Tüm dünyanın gözleri önünde parça parça okyanus sularına gömülen Tuvalu, küresel ısınma tehdidinin en net
simgelerinden. 'Modern zaman Atlantisi'nin halkı iklim mültecisi olurken, gözler küresel ısınmaya karşı ilk ve şimdilik tek uluslararası mücadele planı olan Kyoto Protokolü'nde.
Kyoto Protokolü denilince de ilk akla gelen, tüm sera gazı üretiminin dörtte birinden sorumlu olduğu halde protokolü imzalamayan 'emisyon devi' ABD. Peki ya Türkiye? Dünya haritası ortaya açılıp Kyoto'ya uyan 170 ülke
işaretlendiğinde, Türkiye, ABD'yle birlikte birkaç ayrıkotundan biri. Evet, Türkiye'nin kişi başına düşen sera gazı ortalaması OECD ve AB ülkelerinin çok gerisinde. Ama bu ortalama 70 milyonluk nüfusuyla çarpıldığında, Türkiye en çok sera gazı üreten ülkeler sıralamasında 13'üncü sıraya fırlıyor. çevreci enerji konusunda ulusal bir politikası olmayan Türkiye, ayrıca tüm dünyada 'sera gazı üretimini en hızlı artıran ülke'.
Türkiye'nin Kyoto Protokülü'nü hemen yarın imzalarsa yükümlülükleri ne olacak? Bu konu henüz net değil ve müzakere edilmesi gerekiyor. Üstelik Kyoto Protokolü'nün süresi 2012 yılında doluyor. AB'de 2012 sonrası için pazarlıklar şimdiden başladı. Görünüşte AB'yle 'tam uyum' için çalışan Türkiye'yse Kyoto'da pozisyonunu hâlâ belirsiz tuttuğu için bu pazarlıklarda da yer alamıyor.
'20 milyar dolar hesabı falcılık'
2005'te yürürlüğe giren Kyoto Protokolü'nün kilit mekanizmalarından biri sera gazı kotası alım-satımı. En basit anlatımıyla bir gelişmiş ülke kendisine verilen kotayı aşarsa, gelişmemiş ülkelere bu kota karşılığı temiz enerji yatırımı yapıyor.
Bölgesel çevre Merkezi Türkiye İklim Değişikliği proje yöneticisi Yunus Arıkan: Türkiye protokolü imzaladığı takdirde, yenilenebilir enerji teknolojilerine geçiş için, kömür santrallarını rehabilite etmek için daha rahat kaynak bulacak. Tüm dünyada olduğu gibi, Türkiye'de de yenilenebilir enerji yeni istihdam alanları açar, dışa bağımlılığı azaltır. Protokol imzalandığında Türkiye'nin emisyon kotası satan veya alan ülke olup olmayacağı henüz belli değil. Dolayısıyla bugün imza atılması halinde ne bir anda 20 milyar dolar zarar edeceğiz ne de bir anda 20 milyar doları kucağımızda bulacağız.

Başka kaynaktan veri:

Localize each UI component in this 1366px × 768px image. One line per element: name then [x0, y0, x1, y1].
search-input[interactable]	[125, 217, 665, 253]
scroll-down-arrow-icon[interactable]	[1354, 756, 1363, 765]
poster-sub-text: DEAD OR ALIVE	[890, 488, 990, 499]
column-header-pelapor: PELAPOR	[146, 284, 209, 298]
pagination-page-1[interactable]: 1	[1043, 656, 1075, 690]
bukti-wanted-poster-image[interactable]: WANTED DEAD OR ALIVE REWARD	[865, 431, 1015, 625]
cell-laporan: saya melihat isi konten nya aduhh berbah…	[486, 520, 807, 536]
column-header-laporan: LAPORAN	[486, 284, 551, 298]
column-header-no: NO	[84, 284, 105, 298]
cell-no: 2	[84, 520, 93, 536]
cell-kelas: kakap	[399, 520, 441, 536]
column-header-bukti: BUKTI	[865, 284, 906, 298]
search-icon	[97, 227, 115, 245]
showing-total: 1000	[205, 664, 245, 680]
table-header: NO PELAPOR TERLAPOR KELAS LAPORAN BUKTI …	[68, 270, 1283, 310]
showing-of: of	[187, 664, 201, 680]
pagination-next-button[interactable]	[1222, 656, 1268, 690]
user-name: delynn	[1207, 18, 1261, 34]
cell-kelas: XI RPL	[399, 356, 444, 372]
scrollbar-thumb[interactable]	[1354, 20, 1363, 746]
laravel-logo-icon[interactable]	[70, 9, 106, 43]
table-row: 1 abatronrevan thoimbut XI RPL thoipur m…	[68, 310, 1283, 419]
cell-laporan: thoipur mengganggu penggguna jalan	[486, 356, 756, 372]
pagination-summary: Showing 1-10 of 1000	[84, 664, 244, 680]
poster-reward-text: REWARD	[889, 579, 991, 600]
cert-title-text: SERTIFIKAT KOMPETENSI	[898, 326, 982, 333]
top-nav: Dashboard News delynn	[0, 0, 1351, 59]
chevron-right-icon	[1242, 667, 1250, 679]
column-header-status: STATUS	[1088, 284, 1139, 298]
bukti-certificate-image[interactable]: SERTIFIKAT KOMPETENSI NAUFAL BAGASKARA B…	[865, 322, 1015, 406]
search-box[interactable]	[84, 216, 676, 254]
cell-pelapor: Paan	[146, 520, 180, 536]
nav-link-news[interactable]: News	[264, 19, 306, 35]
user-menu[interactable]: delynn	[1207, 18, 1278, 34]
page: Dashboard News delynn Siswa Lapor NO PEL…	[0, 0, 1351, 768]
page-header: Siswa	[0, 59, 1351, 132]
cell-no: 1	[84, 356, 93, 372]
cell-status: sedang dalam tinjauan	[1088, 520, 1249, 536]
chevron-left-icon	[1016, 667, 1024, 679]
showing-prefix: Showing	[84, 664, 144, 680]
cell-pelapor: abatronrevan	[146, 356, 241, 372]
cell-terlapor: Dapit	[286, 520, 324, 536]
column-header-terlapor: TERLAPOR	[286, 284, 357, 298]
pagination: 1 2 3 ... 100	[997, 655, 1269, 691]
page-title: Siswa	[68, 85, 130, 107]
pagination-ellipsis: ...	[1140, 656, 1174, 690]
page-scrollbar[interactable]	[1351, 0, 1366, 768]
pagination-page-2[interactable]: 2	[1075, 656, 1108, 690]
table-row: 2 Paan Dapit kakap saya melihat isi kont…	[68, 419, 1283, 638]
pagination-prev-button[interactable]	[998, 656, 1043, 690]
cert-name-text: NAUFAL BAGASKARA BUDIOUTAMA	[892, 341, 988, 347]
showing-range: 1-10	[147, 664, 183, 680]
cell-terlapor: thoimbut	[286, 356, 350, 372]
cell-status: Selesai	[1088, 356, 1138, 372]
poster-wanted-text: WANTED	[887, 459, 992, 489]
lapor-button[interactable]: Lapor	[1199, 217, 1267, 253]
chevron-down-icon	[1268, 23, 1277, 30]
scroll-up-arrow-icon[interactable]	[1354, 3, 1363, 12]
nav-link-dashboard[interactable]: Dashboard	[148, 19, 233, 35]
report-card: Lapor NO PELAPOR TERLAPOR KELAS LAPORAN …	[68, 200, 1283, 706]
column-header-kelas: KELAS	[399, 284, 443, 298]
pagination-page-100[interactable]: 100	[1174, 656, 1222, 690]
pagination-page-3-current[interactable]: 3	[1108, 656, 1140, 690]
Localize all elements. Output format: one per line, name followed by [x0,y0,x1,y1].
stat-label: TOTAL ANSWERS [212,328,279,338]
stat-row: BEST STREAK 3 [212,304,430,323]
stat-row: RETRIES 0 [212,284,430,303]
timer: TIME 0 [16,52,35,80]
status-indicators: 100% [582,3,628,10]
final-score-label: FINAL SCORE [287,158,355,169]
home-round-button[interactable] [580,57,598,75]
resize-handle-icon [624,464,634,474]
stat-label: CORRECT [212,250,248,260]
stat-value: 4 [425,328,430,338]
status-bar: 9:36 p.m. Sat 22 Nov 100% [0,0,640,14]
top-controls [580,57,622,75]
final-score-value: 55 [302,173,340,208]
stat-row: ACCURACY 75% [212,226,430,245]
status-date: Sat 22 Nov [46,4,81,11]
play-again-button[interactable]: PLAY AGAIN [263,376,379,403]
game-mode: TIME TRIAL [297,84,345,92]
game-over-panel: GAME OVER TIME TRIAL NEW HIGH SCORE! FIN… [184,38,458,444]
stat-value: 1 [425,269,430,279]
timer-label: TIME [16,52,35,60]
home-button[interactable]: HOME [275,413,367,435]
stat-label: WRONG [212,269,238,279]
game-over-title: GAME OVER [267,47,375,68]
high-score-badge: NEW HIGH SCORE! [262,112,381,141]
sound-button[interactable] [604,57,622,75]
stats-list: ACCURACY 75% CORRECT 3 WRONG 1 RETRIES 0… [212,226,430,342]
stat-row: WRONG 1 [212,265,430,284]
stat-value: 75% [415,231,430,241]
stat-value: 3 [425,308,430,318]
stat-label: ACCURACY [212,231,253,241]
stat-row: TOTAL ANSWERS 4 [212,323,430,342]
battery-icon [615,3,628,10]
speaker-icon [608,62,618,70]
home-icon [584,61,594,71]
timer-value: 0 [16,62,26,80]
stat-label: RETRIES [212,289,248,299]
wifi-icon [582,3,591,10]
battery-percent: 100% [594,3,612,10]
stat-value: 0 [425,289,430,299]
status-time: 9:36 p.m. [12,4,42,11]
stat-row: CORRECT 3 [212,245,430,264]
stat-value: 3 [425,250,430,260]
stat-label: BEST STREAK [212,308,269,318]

Yeşiller İklim Değişikliği Sözcüsü ve 'Türkiye Kyoto'yu İmzala Platformu' yöneticisi Ümit _ahin: Protokol
imzalandığında ertesi gün ilk değişen şey Türkiye'nin kömüre dayalı enerji ve otomobile dayalı ulaşım politikalarını değiştirmek zorunda kalacak olmasıdır. Yeni termik santral projeleri, yeni çimento fabrikaları, üçüncü köprü benzeri planlar rafa kalkacak. Rüzgâr ve güneş hayatımıza girecek. Isınmanın sera gazı emisyonundaki payı enerji, sanayi ve ulaşıma göre düşük. Bu yüzden bakanlığın evsel ısınmaya vurgu yapması yanıltıcı. Üstelik jeotermal enerjiyle
ısınabilecek Denizli gibi kentlere bile doğalgaz götürülmesi çok yanlış. Türkiye Avrupa'da enerjiyi en verimsiz kullanan ülkesi. Türkiye Kyoto'yu imzaladığı zaman hangi şartlarda imzalayacak, bu belli değil. Bu belli olmadan 20 milyar dolarlık maliyet hesabı çıkarmak sadece falcılık.